And volunteers are needed! Don’t miss this opportunity to be a part of an internationally recognised art project.
Volunteers are being called for to help with various aspects of creating the straw sculptures, including using power tools, preparing the stalks of wheat, and weaving the toba mats. No previous experience is necessary, and there is something that will suit anyone, no matter how fit you are.
Ilsa Bennion, Wara Art Volunteer Coordinator says “The great news is that anyone can be a volunteer on this project, you don’t need any special talent. You will have a lot of fun and we guarantee you will walk away with new skills and lots of new friends”.
Wherever you live in the Wheatbelt or beyond, why don’t you get some friends together and make a day out in York? Stay the night in one of the many bed and breakfast establishments, or dine out in one of York’s pubs or cafes once you’ve finished the rewarding day’s work.
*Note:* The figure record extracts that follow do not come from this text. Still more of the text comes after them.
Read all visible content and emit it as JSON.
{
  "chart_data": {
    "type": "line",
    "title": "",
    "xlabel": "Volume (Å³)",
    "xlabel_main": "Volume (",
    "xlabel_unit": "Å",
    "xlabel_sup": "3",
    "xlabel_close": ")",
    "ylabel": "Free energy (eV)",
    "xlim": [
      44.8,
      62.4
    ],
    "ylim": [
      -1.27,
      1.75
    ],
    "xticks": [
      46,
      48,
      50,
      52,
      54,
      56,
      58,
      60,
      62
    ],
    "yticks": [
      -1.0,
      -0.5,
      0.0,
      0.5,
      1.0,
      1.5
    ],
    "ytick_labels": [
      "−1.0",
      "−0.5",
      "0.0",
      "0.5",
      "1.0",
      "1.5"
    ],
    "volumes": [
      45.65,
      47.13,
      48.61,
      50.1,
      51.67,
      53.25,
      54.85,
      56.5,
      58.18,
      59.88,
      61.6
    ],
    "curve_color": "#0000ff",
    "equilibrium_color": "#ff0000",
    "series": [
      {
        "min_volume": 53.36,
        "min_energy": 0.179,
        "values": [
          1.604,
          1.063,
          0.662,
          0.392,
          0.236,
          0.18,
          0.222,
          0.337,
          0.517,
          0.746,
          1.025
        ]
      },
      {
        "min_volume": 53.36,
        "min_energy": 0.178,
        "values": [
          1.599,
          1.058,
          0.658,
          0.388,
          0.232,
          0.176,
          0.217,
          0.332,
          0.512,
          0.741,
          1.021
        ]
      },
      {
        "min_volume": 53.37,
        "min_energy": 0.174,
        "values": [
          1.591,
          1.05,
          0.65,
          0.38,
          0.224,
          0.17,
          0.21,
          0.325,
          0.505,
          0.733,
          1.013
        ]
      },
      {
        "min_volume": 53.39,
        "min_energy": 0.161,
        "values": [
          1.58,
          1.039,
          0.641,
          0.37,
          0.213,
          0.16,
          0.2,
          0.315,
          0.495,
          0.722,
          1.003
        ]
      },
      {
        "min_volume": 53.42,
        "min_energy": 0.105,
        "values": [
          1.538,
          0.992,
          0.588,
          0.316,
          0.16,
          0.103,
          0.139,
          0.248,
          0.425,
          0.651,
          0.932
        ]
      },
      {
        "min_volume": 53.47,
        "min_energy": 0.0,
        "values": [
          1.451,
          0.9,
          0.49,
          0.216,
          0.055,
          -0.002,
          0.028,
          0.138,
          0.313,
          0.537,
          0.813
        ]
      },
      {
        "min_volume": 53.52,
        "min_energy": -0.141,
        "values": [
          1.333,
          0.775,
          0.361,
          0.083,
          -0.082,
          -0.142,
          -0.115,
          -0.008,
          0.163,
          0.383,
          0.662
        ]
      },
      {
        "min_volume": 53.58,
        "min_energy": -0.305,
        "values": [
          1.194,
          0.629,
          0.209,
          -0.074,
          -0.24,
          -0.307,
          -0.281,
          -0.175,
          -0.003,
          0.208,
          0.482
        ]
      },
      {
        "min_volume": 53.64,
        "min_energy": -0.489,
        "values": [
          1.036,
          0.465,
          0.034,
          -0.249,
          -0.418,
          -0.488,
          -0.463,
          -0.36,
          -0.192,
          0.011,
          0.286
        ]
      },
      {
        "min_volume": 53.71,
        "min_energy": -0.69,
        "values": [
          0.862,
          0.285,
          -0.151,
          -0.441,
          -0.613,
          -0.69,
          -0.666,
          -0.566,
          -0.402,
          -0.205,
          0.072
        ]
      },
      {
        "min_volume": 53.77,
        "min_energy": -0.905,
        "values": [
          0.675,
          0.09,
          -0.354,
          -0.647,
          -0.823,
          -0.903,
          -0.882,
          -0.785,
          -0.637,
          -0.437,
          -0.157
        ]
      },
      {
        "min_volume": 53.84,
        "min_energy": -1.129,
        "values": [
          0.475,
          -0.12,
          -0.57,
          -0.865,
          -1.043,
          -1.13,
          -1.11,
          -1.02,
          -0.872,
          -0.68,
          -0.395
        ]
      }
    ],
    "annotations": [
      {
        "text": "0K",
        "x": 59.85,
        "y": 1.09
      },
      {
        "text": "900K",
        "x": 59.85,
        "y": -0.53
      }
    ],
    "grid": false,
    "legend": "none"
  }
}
Japanese artists Professor Miyajima, Mr Moriya and Mr Noguchi are working alongside artists that include fibre weaver Fiona Gavino, sculptor Yuko Takahashi, and Ilsa Bennion to create the giant straw Wara sculptures which are to be installed throughout York’s town centre.
The four sculptures being created represent four of Australia’s endangered species. The Murray cod will be huge, and will be accompanied by a numbat, a rakali (water-rat) and a western ground parrot.
Last year four straw sculptures were created which represented a bilby, western swamp tortoise, and white bellied frog.
Professor Shingo Miyajima, Akira Moriya and Masaharu Noguchi, veterans of around twenty five wara art sculptures, have travelled to York to oversee the construction of the new sculpture made using locally sourced wheat straw. A local farmer has donated stooks of the Baroota Wonder variety of wheat, which is ideally suited to the project due to its long stalks.